Published online by Cambridge University Press: 26 September 2025
Not all rural lineages in southern Panjab made the transition from ra‘iyati origins to riyasat as successfully as did Gurbaksh and Jodh Singh. If the Kalsia household were amongst the still considerable pool of rural folk that carved out principalities for themselves in late Mughal Panjab, there was a far larger number of lineages that continued to jostle with each other in less successful bids at expansion and stratification. This chapter considers the ensemble of these communities in the early nineteenth century. Using James Skinner's Tazkirat al-Umara, it identifies a number of powerful ra‘iyati lineages that were dominant in the region in this period. Using early correspondence of the East India Company, which had formally annexed the region in 1803 and was slowly gathering local information, this chapter then considers the coalescence and internal organization of these rural lineages. It brings their shallow hierarchies into relief, highlighting the narrow and unstable differences in status and influence between lineage elites and other members.
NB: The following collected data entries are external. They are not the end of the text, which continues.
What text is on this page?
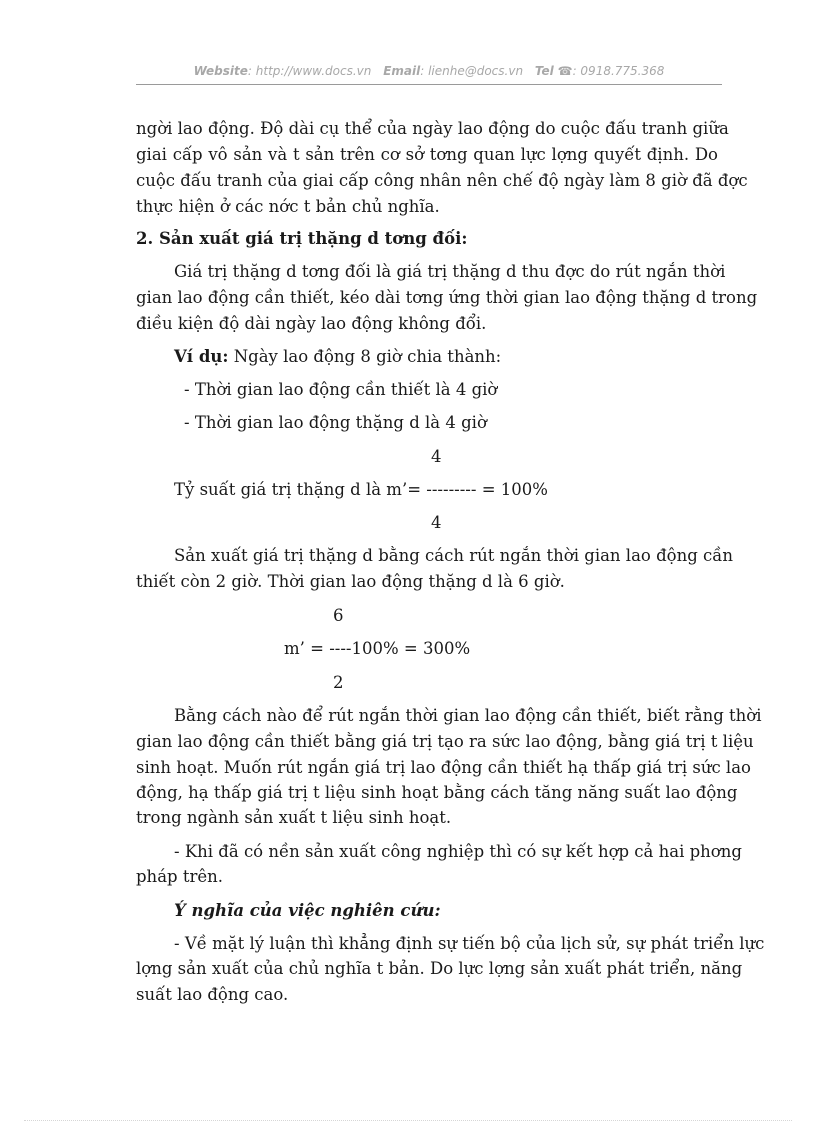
Website: http://www.docs.vn Email: lienhe@docs.vn Tel ☎: 0918.775.368
ngời lao động. Độ dài cụ thể của ngày lao động do cuộc đấu tranh giữa
giai cấp vô sản và t sản trên cơ sở tơng quan lực lợng quyết định. Do
cuộc đấu tranh của giai cấp công nhân nên chế độ ngày làm 8 giờ đã đợc
thực hiện ở các nớc t bản chủ nghĩa.
2. Sản xuất giá trị thặng d tơng đối:
Giá trị thặng d tơng đối là giá trị thặng d thu đợc do rút ngắn thời
gian lao động cần thiết, kéo dài tơng ứng thời gian lao động thặng d trong
điều kiện độ dài ngày lao động không đổi.
Ví dụ: Ngày lao động 8 giờ chia thành:
- Thời gian lao động cần thiết là 4 giờ
- Thời gian lao động thặng d là 4 giờ
4
Tỷ suất giá trị thặng d là m’= --------- = 100%
4
Sản xuất giá trị thặng d bằng cách rút ngắn thời gian lao động cần
thiết còn 2 giờ. Thời gian lao động thặng d là 6 giờ.
6
m’ = ----100% = 300%
2
Bằng cách nào để rút ngắn thời gian lao động cần thiết, biết rằng thời
gian lao động cần thiết bằng giá trị tạo ra sức lao động, bằng giá trị t liệu
sinh hoạt. Muốn rút ngắn giá trị lao động cần thiết hạ thấp giá trị sức lao
động, hạ thấp giá trị t liệu sinh hoạt bằng cách tăng năng suất lao động
trong ngành sản xuất t liệu sinh hoạt.
- Khi đã có nền sản xuất công nghiệp thì có sự kết hợp cả hai phơng
pháp trên.
Ý nghĩa của việc nghiên cứu:
- Về mặt lý luận thì khẳng định sự tiến bộ của lịch sử, sự phát triển lực
lợng sản xuất của chủ nghĩa t bản. Do lực lợng sản xuất phát triển, năng
suất lao động cao.
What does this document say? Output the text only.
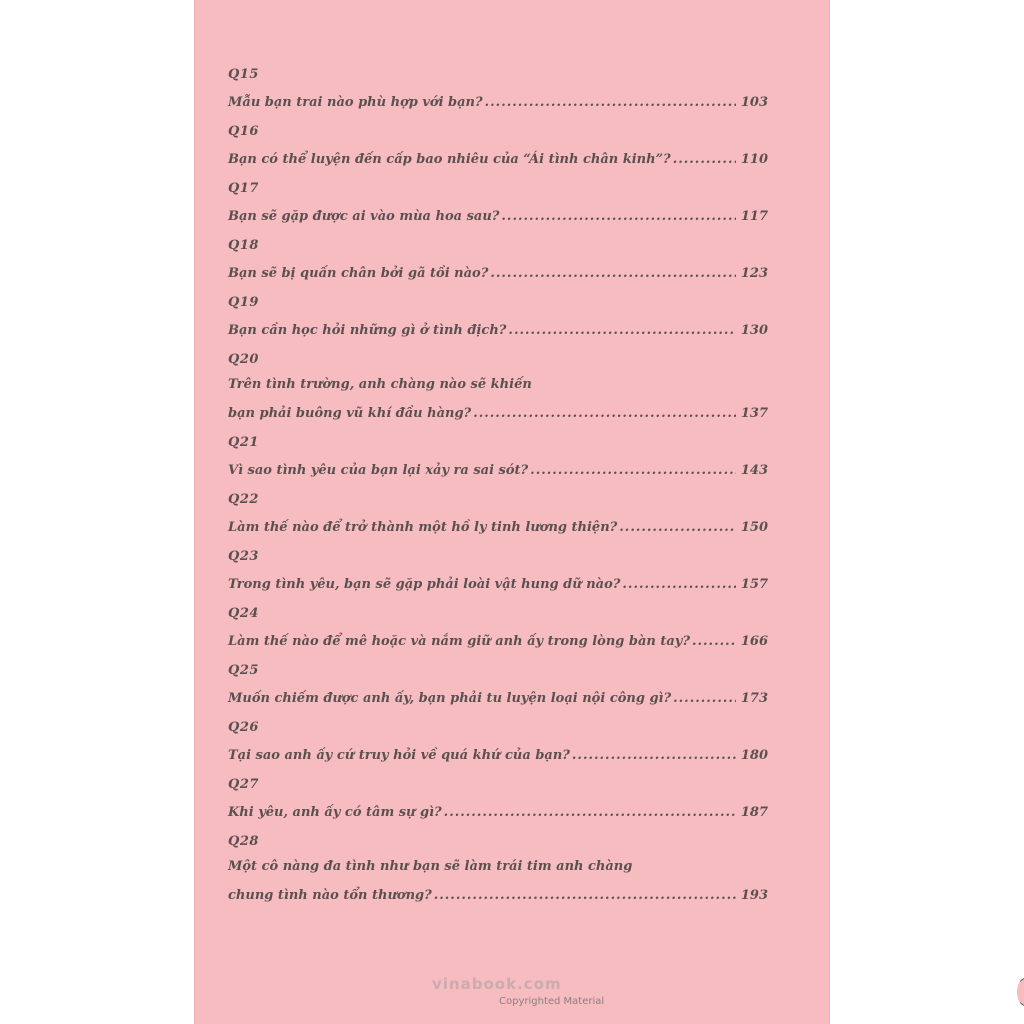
Q15
Mẫu bạn trai nào phù hợp với bạn? .....	103
Q16
Bạn có thể luyện đến cấp bao nhiêu của “Ái tình chân kinh”? .....	110
Q17
Bạn sẽ gặp được ai vào mùa hoa sau? .....	117
Q18
Bạn sẽ bị quấn chân bởi gã tồi nào? .....	123
Q19
Bạn cần học hỏi những gì ở tình địch? .....	130
Q20
Trên tình trường, anh chàng nào sẽ khiến
bạn phải buông vũ khí đầu hàng? .....	137
Q21
Vì sao tình yêu của bạn lại xảy ra sai sót? .....	143
Q22
Làm thế nào để trở thành một hồ ly tinh lương thiện? .....	150
Q23
Trong tình yêu, bạn sẽ gặp phải loài vật hung dữ nào? .....	157
Q24
Làm thế nào để mê hoặc và nắm giữ anh ấy trong lòng bàn tay? .....	166
Q25
Muốn chiếm được anh ấy, bạn phải tu luyện loại nội công gì? .....	173
Q26
Tại sao anh ấy cứ truy hỏi về quá khứ của bạn? .....	180
Q27
Khi yêu, anh ấy có tâm sự gì? .....	187
Q28
Một cô nàng đa tình như bạn sẽ làm trái tim anh chàng
chung tình nào tổn thương? .....	193
vinabook.com
Copyrighted Material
It suggests that this tenuous stratification was the counterpart of two paradoxical tendencies that animated such lineages: the necessity to cooperate to collectively manage resources, and the ambition amongst members to establish a position of superiority within the lineage.
The weak hierarchies within ra‘iyati lineages and the circumscribed localities within which these emerged both reflected and shaped the practice of caste in the early nineteenth century. The second half of this chapter uses a close reading of Skinner's Tashrih al-Aqwam to identify some of the key aspects of this practice.